こうして私はヴァルイリス王国に嫁ぐ事になった。




ーーーーーー

その後、とある部屋にて。

第二王女のローズマリーは密会をしていた。


「計画通りに行きましたね。お見事です」

そう言ったのはローズマリーの側近のフレデリカだ。


「そうですね。これでアレックス様は私のものですわ」

ローズマリーは微笑みながらそう答えた。


ローズマリーの目的は

姉を追い出す事でアレックス王子と結婚し、

ゆくゆくは国の実権を握る事だ。

……というのはただの建前である。


実際の所はローズマリーが愛してやまない

アレックス王子と結婚したいだけであった。

だから姉を貶める陰謀を企てたのだ。


そしてフレデリカはこう言った。

「でも良かったのですか?作戦の為とはいえ、ただの騎士と一夜を共にしたのですよね?」


その言葉に対して

ローズマリーはこう答えた。

「それなら心配はいりませんわ。彼を酒に酔わせて眠らせてから、ベッドに運ばせて添い寝をしただけです。
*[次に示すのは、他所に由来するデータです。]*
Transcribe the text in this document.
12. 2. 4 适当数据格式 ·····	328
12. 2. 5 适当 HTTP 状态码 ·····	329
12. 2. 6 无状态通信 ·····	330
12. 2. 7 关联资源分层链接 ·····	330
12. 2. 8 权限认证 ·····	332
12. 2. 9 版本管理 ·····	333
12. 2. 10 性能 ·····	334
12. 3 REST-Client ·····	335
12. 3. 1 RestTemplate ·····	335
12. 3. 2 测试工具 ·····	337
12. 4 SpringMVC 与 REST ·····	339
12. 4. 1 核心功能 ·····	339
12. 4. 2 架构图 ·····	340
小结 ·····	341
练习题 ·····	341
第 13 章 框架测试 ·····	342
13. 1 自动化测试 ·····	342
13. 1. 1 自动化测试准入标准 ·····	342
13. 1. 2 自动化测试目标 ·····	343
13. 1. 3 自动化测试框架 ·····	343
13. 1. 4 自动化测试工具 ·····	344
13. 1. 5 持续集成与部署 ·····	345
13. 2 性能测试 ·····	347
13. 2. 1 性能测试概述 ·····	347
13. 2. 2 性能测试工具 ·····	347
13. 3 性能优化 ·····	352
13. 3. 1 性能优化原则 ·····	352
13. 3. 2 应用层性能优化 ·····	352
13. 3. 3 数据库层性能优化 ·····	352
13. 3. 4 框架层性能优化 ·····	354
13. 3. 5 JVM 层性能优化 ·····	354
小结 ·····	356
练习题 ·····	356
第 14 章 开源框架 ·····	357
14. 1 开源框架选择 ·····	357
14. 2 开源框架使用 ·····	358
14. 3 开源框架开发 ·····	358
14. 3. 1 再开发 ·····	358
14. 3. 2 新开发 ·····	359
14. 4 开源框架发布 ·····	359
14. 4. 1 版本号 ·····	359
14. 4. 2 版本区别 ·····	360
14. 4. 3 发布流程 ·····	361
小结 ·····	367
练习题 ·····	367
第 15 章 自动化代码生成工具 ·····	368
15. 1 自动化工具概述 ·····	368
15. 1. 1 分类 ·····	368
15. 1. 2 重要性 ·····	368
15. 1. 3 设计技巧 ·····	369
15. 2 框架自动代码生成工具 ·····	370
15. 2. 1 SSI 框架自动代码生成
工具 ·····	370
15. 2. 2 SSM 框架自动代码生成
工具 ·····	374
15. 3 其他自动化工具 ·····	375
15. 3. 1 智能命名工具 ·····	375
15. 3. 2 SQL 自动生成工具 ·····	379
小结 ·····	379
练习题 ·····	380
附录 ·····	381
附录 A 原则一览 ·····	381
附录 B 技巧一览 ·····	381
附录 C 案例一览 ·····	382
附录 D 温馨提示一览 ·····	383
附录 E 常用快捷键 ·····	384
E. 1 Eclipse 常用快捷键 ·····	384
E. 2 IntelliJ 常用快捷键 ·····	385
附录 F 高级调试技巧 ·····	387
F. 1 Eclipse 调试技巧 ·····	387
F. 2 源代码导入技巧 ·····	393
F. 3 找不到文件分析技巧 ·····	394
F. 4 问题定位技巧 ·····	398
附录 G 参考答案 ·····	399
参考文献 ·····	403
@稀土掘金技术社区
でも彼は一線を超えてしまったと思ったでしょうね」


それを聞いたフレデリカは

安心した様な表情でこう言った。

「そうですか。流石はローズマリー殿下ですね」


陰謀の詳細はとても単純なものだった。

姉のナタリーに変装したローズマリーが、

姉の幼馴染であるジョンを酒に酔わせて眠らせてから同衾する事で、

いかがわしい行為をしたと思い込ませ、後はそれを噂にしただけである。


ローズマリーは元々姉に似ていたので

軽い変装だけで姉になりすます事ができた。


勿論その作戦は姉のアリバイが無いタイミングで決行され、見事に成功した。


「ふふふ。お姉様と顔が似ているのが初めて役に立ちましたわ」

ローズマリーは笑いながらそう言った。


ローズマリーと姉のナタリーは幼い頃は仲が良かった。

だが顔が似ていたのでよく姉と間違われた。


それを煩わしいと思ったローズマリーは

髪型や服装を姉とは異なるものにする様になった。

それでも姉妹の仲は良好であった。


しかし、ある出来事をきっかけに姉妹の仲は悪化した。

その出来事と言うのは姉のナタリーとアレックス王子の婚約だ。


ローズマリーは密かにアレックス王子を慕っていた。

そのアレックス王子が姉と婚約したと聞いて、

ローズマリーは嫉妬にも近い感情を覚えた。


それでもローズマリーは二人の仲を応援しようとした。

だが二人を見ていたローズマリーは、

姉がアレックス王子を愛していないのに気づいてしまった。


その為ローズマリーは姉に嫌がらせをするようになった。

それは陰謀にまで発展し、ついに婚約を破棄させる事に成功したのだ。


そしてローズマリーはこう言った。

「その上お姉様がヴァルイリス王国に嫁ぐ事になるなんて、嬉しい誤算ですわ」

その言葉にフレデリカはこう答えた。

「全くその通りですね。おかげで手間が省けました」


元々はローズマリーがフレデリカと結託して、姉を国外へ追放する予定であった。

だがローズマリー達の父であるカリンルカ国王がその手間を省いてくれたのだ。


ローズマリーはため息をつきながらこう言った。

「父様はきっと私達姉妹の事を政略結婚の為の道具だと思ってるのよ。でもおかげで助かりもするわね」


それを聞いたフレデリカはこう答えた。

「ええ、そうですね。これで陛下はあなたとアレックス王子を婚約させるでしょう」


カリンルカ王国には跡継ぎとなる王子が居なかった。

なので国王は、遠縁関係にあるアンバル王国の王室から婿を取ると決めたのだ。


だが第一王女のナタリーとアレックス王子の婚約は破棄となった。

こうなれば、今度は第二王女のローズマリーをアレックス王子と婚約させるだろう。

ローズマリーとフレデリカはそう考え、二人で笑いあった。